背に腹はかえられない
「本当の民営化とはいえないのではないか」――。後日、記者団に厳しく問われたプーチン大統領は「あくまでも中間的な措置であり、外国資本を含む戦略的投資家への売却を想定した本格的な民営化への一歩だ」と弁明。「これまで何度も言ってきたように、国家資本主義をつくるつもりはない」と強調した。
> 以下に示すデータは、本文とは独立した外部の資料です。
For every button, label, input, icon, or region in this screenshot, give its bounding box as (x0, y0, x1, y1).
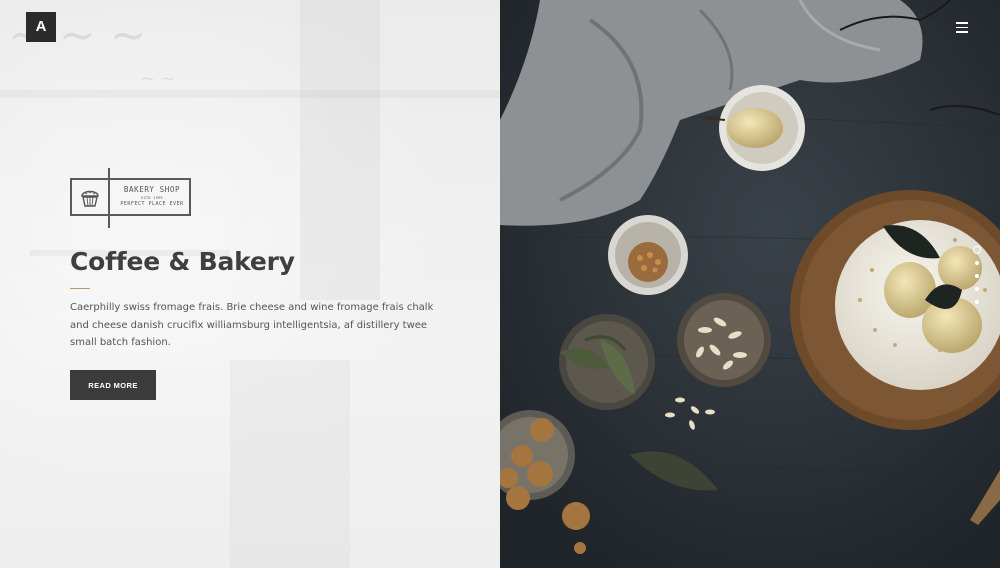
page: ~ ~ ~ ~ ~ A BAKERY SHOP ESTD 1999 PERFEC… (0, 0, 1000, 568)
background-sign-script-small: ~ ~ (140, 68, 176, 89)
slider-dot-1[interactable] (973, 246, 981, 254)
badge-text: BAKERY SHOP ESTD 1999 PERFECT PLACE EVER (114, 185, 190, 208)
slider-dot-2[interactable] (975, 261, 979, 265)
cupcake-icon (81, 190, 99, 207)
hero-title: Coffee & Bakery (70, 247, 295, 276)
menu-bar-middle (956, 26, 968, 28)
menu-bar-top (956, 22, 968, 24)
hero-image-panel (500, 0, 1000, 568)
read-more-button[interactable]: READ MORE (70, 370, 156, 400)
slider-pagination (972, 244, 982, 324)
hero-text-panel: ~ ~ ~ ~ ~ A BAKERY SHOP ESTD 1999 PERFEC… (0, 0, 500, 568)
hero-description: Caerphilly swiss fromage frais. Brie che… (70, 302, 434, 348)
site-logo[interactable]: A (26, 12, 56, 42)
badge-subtitle: PERFECT PLACE EVER (120, 201, 184, 207)
slider-dot-3[interactable] (975, 274, 979, 278)
slider-dot-4[interactable] (975, 287, 979, 291)
background-shelf (0, 90, 500, 98)
background-window (300, 0, 380, 300)
background-pillar (230, 360, 350, 568)
hamburger-menu-icon[interactable] (952, 18, 972, 36)
bakery-shop-badge: BAKERY SHOP ESTD 1999 PERFECT PLACE EVER (70, 168, 194, 228)
slider-dot-5[interactable] (975, 300, 979, 304)
badge-divider (108, 168, 110, 228)
badge-title: BAKERY SHOP (123, 185, 181, 194)
menu-bar-bottom (956, 31, 968, 33)
title-underline (70, 288, 90, 289)
hero-photo (500, 0, 1000, 568)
大統領は別の場でも「本格的な民営化の準備だ」と表明。ロスネフチの将来の民営化を想定すれば、バシネフチとの統合も相乗効果が見込めると主張している。一方で、こうした発想は「政府内の財政・経済派の立場だ」と指摘し、自らの本意ではないことも随所にほのめかせている。昨今の財政状況を踏まえれば、背に腹はかえられないということのようだ。
バシネフチ株の売却では、政府が入札企業に国営銀行からの融資による資金調達を禁じた。このためロスネフチは東シベリア有数のバンコール油田の権益の一部をインド企業に売却するなどして、短期間に資金を確保したとされる。辣腕タイプのセチン社長が率いるからこそ可能だったともいえる。
だが、こうしたいびつな“民営化”が長期的視点からみて、ロシアの国益につながるのか疑問視する声もある。財政赤字の穴埋めに苦慮する政府にとって、ロスネフチ頼みの状況が当面続くとみられるものの、政財界で特異な存在感をみせるセチン社長には政敵も少なくない。
セチン社長をめぐっては蓄財疑惑もしばしばとりざたされ、かつて「側近中の側近」といわれたプーチン大統領との関係も、さほど親密ではなくなっているとの噂も流れる。ロスネフチの肥大化が一段と進むなか、バシネフチの“民営化”騒動のしこりが政権内の経済路線対立や、石油利権をめぐる抗争を助長する可能性は否定できない。